Bo snorted. “We don’t.”


“Wait, yes we do!” Daisy said. “Chattanooga!”


“Chattanooga?” Bo said. “That’s not as big as Atlanta.”


“Well, no, but it’s the largest city near here,” Daisy said.


“Possible,” Luke said. “It’s only a half hour or so from here. But what could be going down in Chattanooga of all places?”


“I don’t know,” Rosco said, taking the photo from Luke, “but it’s the best we’ve got to go on.”


“Well, where ever they’re at, they’re in a plain white Plymouth Fury,” Bo said. “Along with that black Charger and probably that Fed’s car too.”


“I’m gonna let Mayson know what we found here,” Rosco said. “I reckon first thing in the mornin’ I’m drivin’ to Chattanooga myself.”


“Now Rosco, wait a minute,” Luke said, “you don’t know for sure that that’s where these people went, or that Enos and MaryAnne are there with them. That picture could be of anywhere. And…Enos and MaryAnne could be anywhere…”
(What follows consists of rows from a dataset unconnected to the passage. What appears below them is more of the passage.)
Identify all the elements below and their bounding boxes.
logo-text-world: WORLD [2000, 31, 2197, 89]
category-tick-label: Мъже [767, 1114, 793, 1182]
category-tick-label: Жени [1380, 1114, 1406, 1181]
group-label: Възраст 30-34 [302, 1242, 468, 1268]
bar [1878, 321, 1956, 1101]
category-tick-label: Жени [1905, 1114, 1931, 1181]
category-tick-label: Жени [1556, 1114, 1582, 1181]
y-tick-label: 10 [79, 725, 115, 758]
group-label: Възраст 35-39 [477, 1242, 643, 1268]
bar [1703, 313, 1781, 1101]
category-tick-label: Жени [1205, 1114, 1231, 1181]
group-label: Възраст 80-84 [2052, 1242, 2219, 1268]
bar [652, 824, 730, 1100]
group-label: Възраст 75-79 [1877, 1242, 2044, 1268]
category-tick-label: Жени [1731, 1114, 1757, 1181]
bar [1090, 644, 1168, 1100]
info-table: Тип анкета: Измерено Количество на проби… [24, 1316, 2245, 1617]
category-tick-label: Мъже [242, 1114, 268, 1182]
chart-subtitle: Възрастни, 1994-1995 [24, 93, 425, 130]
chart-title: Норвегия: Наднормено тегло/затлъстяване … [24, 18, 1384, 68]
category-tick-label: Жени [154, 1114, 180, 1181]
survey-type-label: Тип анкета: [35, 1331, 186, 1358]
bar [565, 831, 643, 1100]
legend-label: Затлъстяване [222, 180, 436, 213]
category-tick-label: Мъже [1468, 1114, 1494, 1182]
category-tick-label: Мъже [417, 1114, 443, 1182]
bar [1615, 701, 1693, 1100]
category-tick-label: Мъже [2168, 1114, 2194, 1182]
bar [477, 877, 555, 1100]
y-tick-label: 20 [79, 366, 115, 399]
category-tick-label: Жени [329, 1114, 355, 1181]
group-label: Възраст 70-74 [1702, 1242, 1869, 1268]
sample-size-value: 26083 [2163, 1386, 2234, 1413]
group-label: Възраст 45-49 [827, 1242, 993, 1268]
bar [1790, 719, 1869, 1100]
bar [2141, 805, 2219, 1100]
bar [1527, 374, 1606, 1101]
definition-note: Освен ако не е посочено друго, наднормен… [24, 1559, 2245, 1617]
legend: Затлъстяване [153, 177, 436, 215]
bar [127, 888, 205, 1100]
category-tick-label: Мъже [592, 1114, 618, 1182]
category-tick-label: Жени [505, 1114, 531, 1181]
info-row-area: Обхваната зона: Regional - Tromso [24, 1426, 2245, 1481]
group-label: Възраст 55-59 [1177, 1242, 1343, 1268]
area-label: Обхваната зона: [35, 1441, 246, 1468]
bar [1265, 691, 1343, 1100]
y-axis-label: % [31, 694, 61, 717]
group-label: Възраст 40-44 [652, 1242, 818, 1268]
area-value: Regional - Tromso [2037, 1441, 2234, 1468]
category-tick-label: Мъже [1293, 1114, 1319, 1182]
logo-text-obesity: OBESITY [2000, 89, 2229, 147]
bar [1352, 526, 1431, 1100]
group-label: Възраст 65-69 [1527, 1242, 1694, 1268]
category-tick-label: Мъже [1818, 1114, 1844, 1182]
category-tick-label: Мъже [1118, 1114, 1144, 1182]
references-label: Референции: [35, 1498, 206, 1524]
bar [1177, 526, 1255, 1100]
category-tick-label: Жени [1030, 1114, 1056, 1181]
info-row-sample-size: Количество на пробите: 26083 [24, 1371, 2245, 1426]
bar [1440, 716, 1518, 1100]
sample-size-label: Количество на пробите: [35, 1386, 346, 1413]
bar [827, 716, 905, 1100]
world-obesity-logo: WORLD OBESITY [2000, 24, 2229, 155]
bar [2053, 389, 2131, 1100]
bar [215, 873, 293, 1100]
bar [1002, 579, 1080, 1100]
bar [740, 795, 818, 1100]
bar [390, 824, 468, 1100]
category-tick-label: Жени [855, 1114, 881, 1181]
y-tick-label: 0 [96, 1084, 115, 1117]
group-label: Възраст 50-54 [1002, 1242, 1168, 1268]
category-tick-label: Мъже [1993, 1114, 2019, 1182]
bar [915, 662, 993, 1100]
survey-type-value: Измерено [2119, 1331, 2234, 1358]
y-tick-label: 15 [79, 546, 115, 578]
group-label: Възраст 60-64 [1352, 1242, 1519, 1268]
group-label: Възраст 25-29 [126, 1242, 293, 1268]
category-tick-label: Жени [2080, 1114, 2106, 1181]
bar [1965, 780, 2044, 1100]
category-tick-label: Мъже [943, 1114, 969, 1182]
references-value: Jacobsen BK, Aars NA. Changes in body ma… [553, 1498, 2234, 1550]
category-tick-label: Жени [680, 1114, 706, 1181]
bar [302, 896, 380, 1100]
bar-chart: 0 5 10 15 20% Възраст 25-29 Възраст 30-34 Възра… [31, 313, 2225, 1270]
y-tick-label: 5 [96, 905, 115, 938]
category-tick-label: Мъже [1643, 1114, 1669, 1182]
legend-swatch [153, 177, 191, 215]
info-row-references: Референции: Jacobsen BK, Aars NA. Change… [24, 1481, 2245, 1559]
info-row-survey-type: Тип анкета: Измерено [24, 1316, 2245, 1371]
“I gotta look somewhere. I gotta start somewhere…” Rosco said, looking at the picture again. He knew, though, that it could be a fool’s errand. But he had to look for himself. “I can’t just wait around here and do nothing! I gotta… I gotta find my kin, that’s all there is to it.”


The boys and Daisy glanced at one another. “What time are you leaving in the morning?” Luke asked.


“First thing. I’ll have Cletus do the early patrol.”


“Rosco, you can’t go in lookin’ for Enos and MaryAnne by yourself,” Luke continued. “Look, if Boss will let me n’ Bo cross the state line, I think we should go with ya.”


“I don’t need you Dukes’ help.”


“You don’t?” Bo said. “Then why’d you drag us out here? Before you were blamin’ us for Enos and MaryAnne bein’ missin’ now you don’t---“


“Bo…” Luke interrupted and calmed his cousin. He then looked at Rosco. “Look, Enos and MaryAnne are our friends, Rosco. You’re upset that somethin’s happened to them both and that’s understandable. We’re concerned too. But you can’t go into Chattanooga by yourself tryin’ to find them. Let me n’ Bo go with you, if Boss will let us.”


“I’m sure Boss will too,” Daisy said.


Rosco looked at the Dukes and decided they were right. Deep down, he appreciated their offer to go with him, it was just very hard for him to admit it. “Awright,” he said. “If Boss Hogg says y’all can cross the state line then you can go.”


“Awright,” Luke said.


“I’m glad we got that settled,” Bo said with a smile.


“Shoot heck,” Rosco said, “I figured you two would probably just follow me up there anyway whether I or Boss said you could or not!”


The Dukes chuckled. “You’re right,” Bo said, “we probably would’ve!”


“Yeah,” Luke agreed. “We never let technicalities like that stop us before.”